SmolLM3: smol, multilingual, long-context reasoner
read at source ↗ huggingface.co
SmolLM3: smol, multilingual, long-context reasoner
Source: HuggingFace Date: 2025-07-08 URL: https://huggingface.co/blog/smollm3
Summary
Model release from HF: SmolLM3-3B, a multilingual long-context (128K) reasoner trained on 11.2T tokens on 384 H100s for 24 days. Outperforms Llama-3.2-3B and Qwen2.5-3B; competitive with 4B models. Dual-mode: /think and /no_think system prompts. Reasoning enabled: AIME 2025 36.7% (vs 9.3% base), LiveCodeBench 30.0% (vs 15.2%). Supports 6 European languages, XML + Python tool calling.
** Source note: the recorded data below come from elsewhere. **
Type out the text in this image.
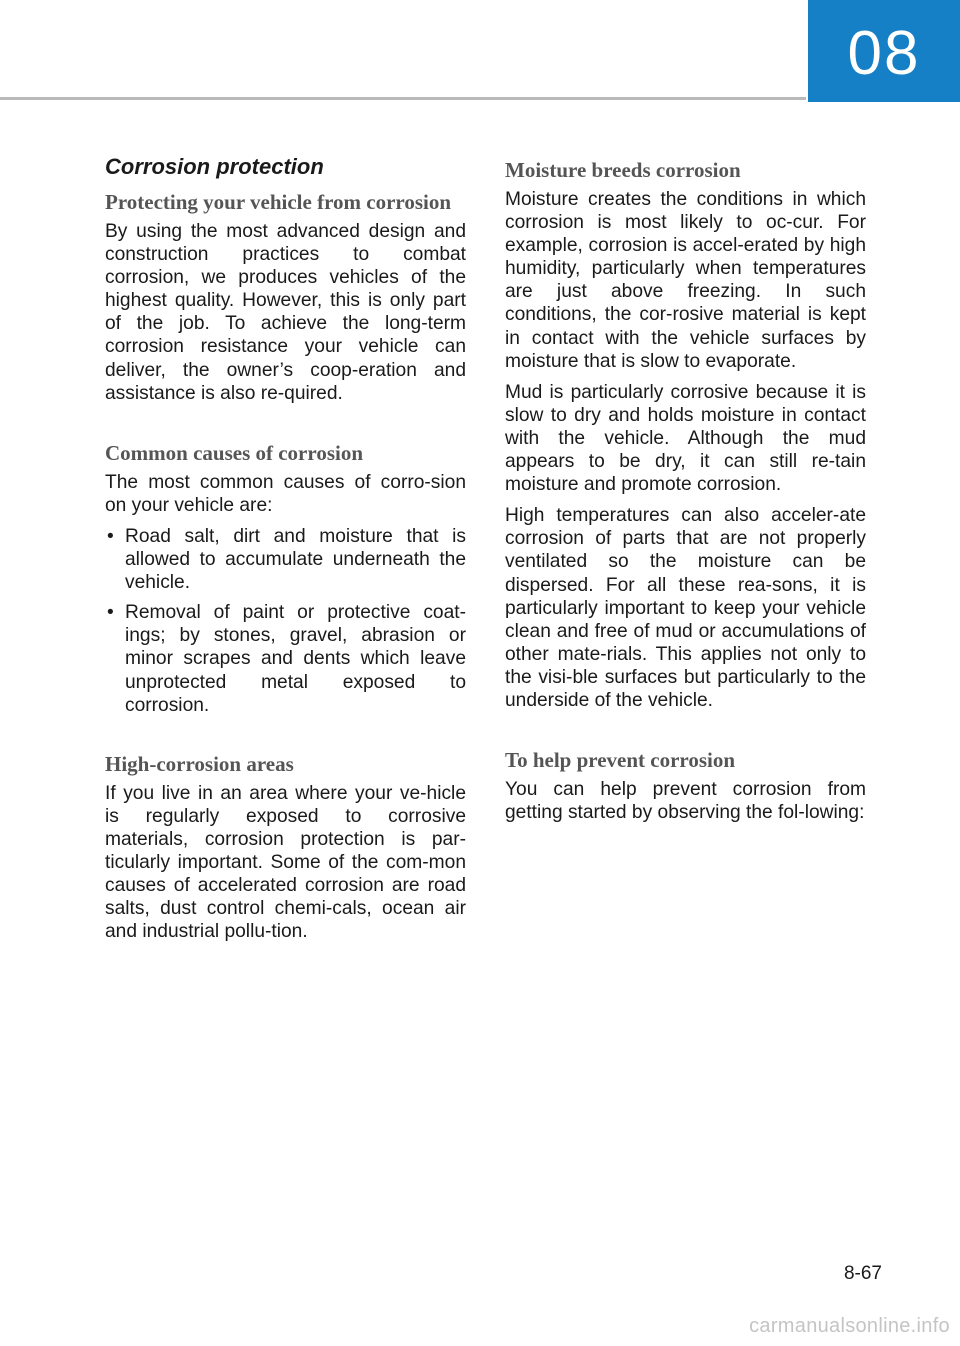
08
Corrosion protection
Protecting your vehicle from corrosion

By using the most advanced design and construction practices to combat corrosion, we produces vehicles of the highest quality. However, this is only part of the job. To achieve the long-term corrosion resistance your vehicle can deliver, the owner’s coop-eration and assistance is also re-quired.

Common causes of corrosion

The most common causes of corro-sion on your vehicle are:

• Road salt, dirt and moisture that is allowed to accumulate underneath the vehicle.
• Removal of paint or protective coat-ings; by stones, gravel, abrasion or minor scrapes and dents which leave unprotected metal exposed to corrosion.
High-corrosion areas

If you live in an area where your ve-hicle is regularly exposed to corrosive materials, corrosion protection is par-ticularly important. Some of the com-mon causes of accelerated corrosion are road salts, dust control chemi-cals, ocean air and industrial pollu-tion.

Moisture breeds corrosion

Moisture creates the conditions in which corrosion is most likely to oc-cur. For example, corrosion is accel-erated by high humidity, particularly when temperatures are just above freezing. In such conditions, the cor-rosive material is kept in contact with the vehicle surfaces by moisture that is slow to evaporate.

Mud is particularly corrosive because it is slow to dry and holds moisture in contact with the vehicle. Although the mud appears to be dry, it can still re-tain moisture and promote corrosion.

High temperatures can also acceler-ate corrosion of parts that are not properly ventilated so the moisture can be dispersed. For all these rea-sons, it is particularly important to keep your vehicle clean and free of mud or accumulations of other mate-rials. This applies not only to the visi-ble surfaces but particularly to the underside of the vehicle.

To help prevent corrosion

You can help prevent corrosion from getting started by observing the fol-lowing:

8-67
carmanualsonline.info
Full training recipe, datasets, and W&B logs released.
Implications
Thread: open-weights ecosystem health / transformers library trajectory. SmolLM3 is the most fully open model release in this batch: not just weights but the complete engineering blueprint — exact data mixtures, ablation results, synthetic data generation, all training configs. At 3B parameters with 128K context and dual-mode reasoning, it’s positioned as the practical small model for on-device or low-cost agentic deployment. The /think flag as a system prompt token (vs separate model) is elegant: single model, configurable reasoning depth. Watch whether the training recipe gets reproduced by the community to validate the data mixture claims.